# How Do You Solve This Word Problem. An Architect's Design For A Building Includes Some Large Pillars With Cross Sections In The Shape Of Hyperbolas. The Curves Can Be Modeled Be The Equation ((x^2)/.25)-((y^2/9))=1, Where The Units Are In Meters.?

you are trying to relate to a 3 dimensional object with a 2 dimensional equation, not impossible but a royal pain in the kazoo. I have just spent over an hour on your question and have determined that I dont have enough information to work with. To the best of my calculations the width of the pillar at the top in not 120 cm but actually 147.19114 cm. How I arrived at these numbers is quite simple.
First solve for y on your graphing calculator, : Y = + or - (4 * x^2 - 1)^(9/2)
graph the two functions in a -2.5 to 2.5 by -2.5 to 2.5 window and trace.
This step you do the hard way because you trace x not y.
Therefore y = o when x = .5 remember that is only half the diameter, double it and you get 1meter or 100cm
so when we find y = 2 half the height x = .7359557 doubled to 1.4719114 meters. Not 1.2
Is there a faster way? Probably but I havent started calculus yet.
A thought occurs, plug in your y value on the home menu and solve for x and double.
Remembering that the equation puts the center of the pillar at the origin of a Cartesian Graph plane. ( hence the top of the 4 meter pillar is at y = 2)

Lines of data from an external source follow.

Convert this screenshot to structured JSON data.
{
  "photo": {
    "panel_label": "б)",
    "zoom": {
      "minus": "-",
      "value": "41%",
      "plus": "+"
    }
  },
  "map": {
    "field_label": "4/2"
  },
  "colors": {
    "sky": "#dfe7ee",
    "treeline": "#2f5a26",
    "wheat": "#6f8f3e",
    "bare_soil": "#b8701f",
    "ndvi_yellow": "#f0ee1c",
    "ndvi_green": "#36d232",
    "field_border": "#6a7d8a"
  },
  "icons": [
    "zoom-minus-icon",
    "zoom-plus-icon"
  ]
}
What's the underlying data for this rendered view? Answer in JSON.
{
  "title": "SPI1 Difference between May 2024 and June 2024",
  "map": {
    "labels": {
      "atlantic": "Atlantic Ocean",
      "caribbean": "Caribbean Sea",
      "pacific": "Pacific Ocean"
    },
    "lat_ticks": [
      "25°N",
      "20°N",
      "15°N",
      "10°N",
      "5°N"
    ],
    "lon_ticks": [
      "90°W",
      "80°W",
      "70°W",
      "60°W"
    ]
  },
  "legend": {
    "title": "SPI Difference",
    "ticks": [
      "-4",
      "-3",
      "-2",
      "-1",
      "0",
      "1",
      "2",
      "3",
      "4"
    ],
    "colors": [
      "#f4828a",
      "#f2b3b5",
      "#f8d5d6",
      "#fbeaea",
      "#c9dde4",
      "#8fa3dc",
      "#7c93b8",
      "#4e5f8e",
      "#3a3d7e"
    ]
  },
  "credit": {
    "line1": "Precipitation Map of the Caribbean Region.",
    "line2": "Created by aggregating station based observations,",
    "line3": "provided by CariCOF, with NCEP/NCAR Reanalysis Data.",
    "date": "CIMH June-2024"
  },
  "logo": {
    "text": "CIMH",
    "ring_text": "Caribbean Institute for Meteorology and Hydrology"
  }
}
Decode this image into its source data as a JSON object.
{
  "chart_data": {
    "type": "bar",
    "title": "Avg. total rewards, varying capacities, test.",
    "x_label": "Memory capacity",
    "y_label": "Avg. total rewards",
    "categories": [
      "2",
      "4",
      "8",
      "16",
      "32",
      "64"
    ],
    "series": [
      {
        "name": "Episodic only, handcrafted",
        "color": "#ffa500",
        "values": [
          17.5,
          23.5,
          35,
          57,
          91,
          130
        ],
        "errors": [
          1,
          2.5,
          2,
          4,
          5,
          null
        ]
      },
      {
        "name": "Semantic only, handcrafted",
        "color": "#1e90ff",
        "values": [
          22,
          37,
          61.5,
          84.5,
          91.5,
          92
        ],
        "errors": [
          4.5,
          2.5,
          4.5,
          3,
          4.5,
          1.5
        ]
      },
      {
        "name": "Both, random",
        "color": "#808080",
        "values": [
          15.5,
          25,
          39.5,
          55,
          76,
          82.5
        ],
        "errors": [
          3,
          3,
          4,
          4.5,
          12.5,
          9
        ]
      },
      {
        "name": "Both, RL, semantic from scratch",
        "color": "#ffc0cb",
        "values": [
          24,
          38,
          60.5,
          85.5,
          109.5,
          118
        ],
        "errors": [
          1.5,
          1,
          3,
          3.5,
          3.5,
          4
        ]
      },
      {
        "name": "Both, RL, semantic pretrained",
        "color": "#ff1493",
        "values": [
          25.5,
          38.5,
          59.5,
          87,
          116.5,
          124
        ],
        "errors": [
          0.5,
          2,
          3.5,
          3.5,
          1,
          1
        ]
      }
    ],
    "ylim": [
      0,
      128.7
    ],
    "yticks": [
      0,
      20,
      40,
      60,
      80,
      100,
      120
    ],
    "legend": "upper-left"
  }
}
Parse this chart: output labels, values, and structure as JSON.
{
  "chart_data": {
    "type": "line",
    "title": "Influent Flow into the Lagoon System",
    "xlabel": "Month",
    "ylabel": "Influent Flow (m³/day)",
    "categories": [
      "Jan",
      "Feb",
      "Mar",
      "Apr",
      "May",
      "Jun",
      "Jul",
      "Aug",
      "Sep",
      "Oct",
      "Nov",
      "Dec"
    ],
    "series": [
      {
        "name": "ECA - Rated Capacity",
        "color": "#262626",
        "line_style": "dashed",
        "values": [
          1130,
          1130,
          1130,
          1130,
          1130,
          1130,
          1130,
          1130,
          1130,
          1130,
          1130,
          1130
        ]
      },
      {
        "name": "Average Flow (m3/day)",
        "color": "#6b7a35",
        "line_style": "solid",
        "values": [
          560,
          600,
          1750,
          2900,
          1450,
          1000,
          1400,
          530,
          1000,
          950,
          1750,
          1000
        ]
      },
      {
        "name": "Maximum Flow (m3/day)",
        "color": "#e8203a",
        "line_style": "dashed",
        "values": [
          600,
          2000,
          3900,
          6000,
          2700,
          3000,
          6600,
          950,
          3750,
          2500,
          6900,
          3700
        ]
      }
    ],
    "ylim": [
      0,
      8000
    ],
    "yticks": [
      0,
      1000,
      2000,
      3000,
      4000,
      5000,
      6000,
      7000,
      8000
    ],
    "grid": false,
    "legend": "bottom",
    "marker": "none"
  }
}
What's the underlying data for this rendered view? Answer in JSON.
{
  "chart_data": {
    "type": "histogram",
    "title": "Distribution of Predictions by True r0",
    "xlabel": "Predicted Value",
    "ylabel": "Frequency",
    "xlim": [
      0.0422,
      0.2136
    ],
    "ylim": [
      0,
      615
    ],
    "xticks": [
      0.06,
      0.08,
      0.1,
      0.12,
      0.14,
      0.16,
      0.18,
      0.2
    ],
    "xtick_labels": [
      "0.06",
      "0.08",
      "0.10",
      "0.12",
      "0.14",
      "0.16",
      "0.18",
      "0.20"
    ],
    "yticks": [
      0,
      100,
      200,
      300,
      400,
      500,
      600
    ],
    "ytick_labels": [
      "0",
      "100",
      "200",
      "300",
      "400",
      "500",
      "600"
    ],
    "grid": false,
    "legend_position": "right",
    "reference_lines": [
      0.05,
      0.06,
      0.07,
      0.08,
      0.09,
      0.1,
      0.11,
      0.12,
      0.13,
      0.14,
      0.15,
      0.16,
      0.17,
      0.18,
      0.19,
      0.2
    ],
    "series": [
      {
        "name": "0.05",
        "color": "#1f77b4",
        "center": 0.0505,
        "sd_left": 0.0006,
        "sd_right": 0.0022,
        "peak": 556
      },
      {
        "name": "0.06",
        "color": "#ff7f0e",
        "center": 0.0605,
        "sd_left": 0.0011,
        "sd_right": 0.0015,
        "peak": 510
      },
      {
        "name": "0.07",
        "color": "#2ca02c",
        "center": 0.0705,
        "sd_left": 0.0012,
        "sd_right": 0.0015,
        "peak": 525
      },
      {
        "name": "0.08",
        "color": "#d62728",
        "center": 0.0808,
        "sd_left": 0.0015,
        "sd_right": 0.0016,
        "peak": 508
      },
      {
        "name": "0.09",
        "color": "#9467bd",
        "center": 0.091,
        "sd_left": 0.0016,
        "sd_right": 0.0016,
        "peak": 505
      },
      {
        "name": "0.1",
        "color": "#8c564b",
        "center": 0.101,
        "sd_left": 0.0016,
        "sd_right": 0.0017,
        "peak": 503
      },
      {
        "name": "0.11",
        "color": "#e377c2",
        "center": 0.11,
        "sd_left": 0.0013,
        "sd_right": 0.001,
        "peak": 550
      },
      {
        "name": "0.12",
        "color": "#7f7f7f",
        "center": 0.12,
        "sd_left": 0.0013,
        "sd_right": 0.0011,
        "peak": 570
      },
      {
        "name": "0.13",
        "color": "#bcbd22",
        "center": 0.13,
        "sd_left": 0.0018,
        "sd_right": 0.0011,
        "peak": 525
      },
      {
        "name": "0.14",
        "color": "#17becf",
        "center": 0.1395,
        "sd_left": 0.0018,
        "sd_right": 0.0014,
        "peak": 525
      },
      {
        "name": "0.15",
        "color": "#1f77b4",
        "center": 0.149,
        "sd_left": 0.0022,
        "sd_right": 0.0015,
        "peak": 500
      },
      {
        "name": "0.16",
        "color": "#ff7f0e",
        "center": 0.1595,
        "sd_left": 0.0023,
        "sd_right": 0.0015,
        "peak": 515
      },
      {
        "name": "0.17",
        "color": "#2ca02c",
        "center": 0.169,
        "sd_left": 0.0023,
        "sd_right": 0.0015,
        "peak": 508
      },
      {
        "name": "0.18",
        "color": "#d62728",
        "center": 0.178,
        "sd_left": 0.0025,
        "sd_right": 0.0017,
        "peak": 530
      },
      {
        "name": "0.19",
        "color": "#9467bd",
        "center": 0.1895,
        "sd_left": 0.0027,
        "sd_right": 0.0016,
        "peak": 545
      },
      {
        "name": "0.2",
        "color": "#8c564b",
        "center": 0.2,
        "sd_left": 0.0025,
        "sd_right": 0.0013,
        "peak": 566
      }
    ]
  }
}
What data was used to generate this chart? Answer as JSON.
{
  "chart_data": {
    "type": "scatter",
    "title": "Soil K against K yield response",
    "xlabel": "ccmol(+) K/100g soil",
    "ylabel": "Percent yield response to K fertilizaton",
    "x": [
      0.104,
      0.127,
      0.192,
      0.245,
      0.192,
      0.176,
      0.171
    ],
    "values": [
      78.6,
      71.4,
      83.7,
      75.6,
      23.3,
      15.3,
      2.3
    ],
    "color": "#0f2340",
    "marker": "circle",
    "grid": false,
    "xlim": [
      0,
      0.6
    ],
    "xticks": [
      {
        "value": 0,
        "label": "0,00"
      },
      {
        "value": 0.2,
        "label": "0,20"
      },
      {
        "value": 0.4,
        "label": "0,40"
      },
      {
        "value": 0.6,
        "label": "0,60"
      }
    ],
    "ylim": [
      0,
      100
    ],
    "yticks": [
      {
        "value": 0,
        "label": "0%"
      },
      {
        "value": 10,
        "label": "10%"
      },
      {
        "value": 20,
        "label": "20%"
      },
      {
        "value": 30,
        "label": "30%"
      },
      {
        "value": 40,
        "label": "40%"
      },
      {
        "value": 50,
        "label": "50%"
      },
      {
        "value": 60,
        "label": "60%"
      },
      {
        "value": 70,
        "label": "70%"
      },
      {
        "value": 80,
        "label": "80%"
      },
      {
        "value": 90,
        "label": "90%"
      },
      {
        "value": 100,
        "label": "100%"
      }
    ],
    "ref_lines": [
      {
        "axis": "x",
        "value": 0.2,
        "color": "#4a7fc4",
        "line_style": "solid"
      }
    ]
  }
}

Now that I have thoroughly confused and intimidated you, did I shed some light.
thanked the writer.
As Andre21198 says, the center of the pillar is located at the origin of the coordinate system. As you say, the narrowest point is at the vertical center, where y=0. The half-width of the pillar is presumed to be the x-value, so the width is twice the x value.

At the center, y=0, so we have
(x^2)/.25 - (0^2)/9 = 1
x^2 = .25 (multiply both sides by .25)
x = √.25 = .5 (take the square root of both sides)
width at the center = 2*.5 meters = 1.00 meters = 100 cm

At the top of the pillar, y=2, so we have
(x^2)/.25 - (2^2)/9 = 1
x^2 = .25(1 + 4/9) (add 4/9 to both sides, then multiply by .25)
x = √(13/36) = (√13)/6 (take the square root of both sides)
width at the top = 2*(√13)/6 meters ≈ 1.202 meters = 120.2 cm

(Because the equation is symmetrical about x=0 and about y=0, for every point on the curve (x, y), there are 3 other points also on the curve, (x, -y), (-x, y), and (-x, -y). The distance between the point (x, y) and the point (-x, y)--the width of the pillar at y--is 2x.)
thanked the writer.
Oddman commented
Of course, 120.2 cm rounded to the nearest cm is 120 cm.